SEOUL (Reuters) - South Korea’s prime minister, who has denied an allegation that he took illegal campaign funds from a businessman who committed suicide, has offered to resign over the scandal, the presidential office said on Tuesday.
The scandal threatens to weaken President Park Geun-hye and her Saenuri Party, which faces a parliamentary general election early next year for control of the 300-seat assembly.
Prime Minister Lee Wan-koo has denied he received campaign funds from businessman Sung Wan-jong, but pressure mounted against him to step down after news reports showed he had known Sung well. That was despite his claim that he barely knew the construction company boss who was close to politicians.
Lee has not commented since his resignation offer became public.
Sung, who was under investigation for fraud and bribery, was found earlier this month hanging by his necktie from a tree.
Park’s spokesman said in a statement issued in Peru she had received Lee’s offer to resign. The president, who is on a four-country trip to South and Central America, was widely expected to accept Lee’s resignation and replace him.

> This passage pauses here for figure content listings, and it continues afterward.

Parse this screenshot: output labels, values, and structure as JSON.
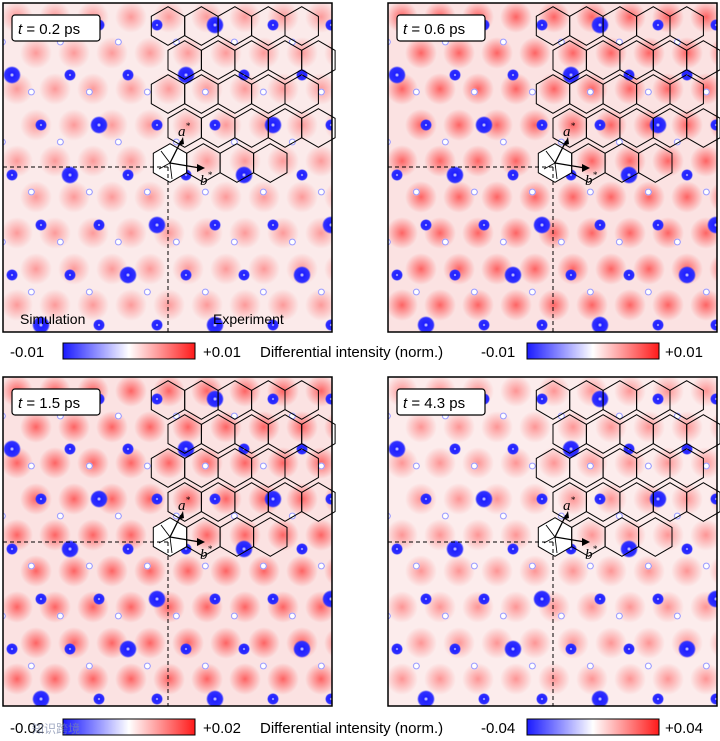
{
  "panels": [
    {
      "time_var": "t",
      "time_value": "= 0.2 ps",
      "intensity": 0.35,
      "left_label": "Simulation",
      "right_label": "Experiment"
    },
    {
      "time_var": "t",
      "time_value": "= 0.6 ps",
      "intensity": 0.85
    },
    {
      "time_var": "t",
      "time_value": "= 1.5 ps",
      "intensity": 0.85
    },
    {
      "time_var": "t",
      "time_value": "= 4.3 ps",
      "intensity": 0.4
    }
  ],
  "colorbars": [
    {
      "min": "-0.01",
      "max": "+0.01",
      "label": "Differential intensity (norm.)"
    },
    {
      "min": "-0.01",
      "max": "+0.01"
    },
    {
      "min": "-0.02",
      "max": "+0.02",
      "label": "Differential intensity (norm.)"
    },
    {
      "min": "-0.04",
      "max": "+0.04"
    }
  ],
  "vectors": {
    "a": "a",
    "b": "b",
    "star": "*"
  },
  "colors": {
    "negative": "#1a1aff",
    "positive": "#ff1a1a",
    "neutral": "#ffffff"
  },
  "watermark": "知识跨境"
}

The largely ceremonial post of prime minister is the official head of the cabinet, which is appointed by the president and administers policy set by the government and approved by parliament.
Park, who is in the middle of a single five-year term, said last week nobody should be exempt from scrutiny for corruption or wrongdoing and indicated she would dismiss anyone who is found guilty of such charges.
Sung said in an interview with a Korean newspaper hours before he was found dead on a mountainside in northern Seoul that he had given political funds to Park’s close aides and to prominent Saenuri Party members.
Lee was alleged to have received 30 million won ($28,000) from Sung in 2013 when he was seeking re-election for parliament.
Prosecutors found a note on Sung’s body making similar accusations, which they said was in Sung’s handwriting.
Political contributions in excess of 100,000 won were made illegal under a campaign finance law passed in 2004, when the Saenuri Party - then known as the Grand National Party - was battling an earlier bribery scandal.
Corporations are banned from making political donations under that law, which is aimed at severing ties between the government and businesses looking to secure favors.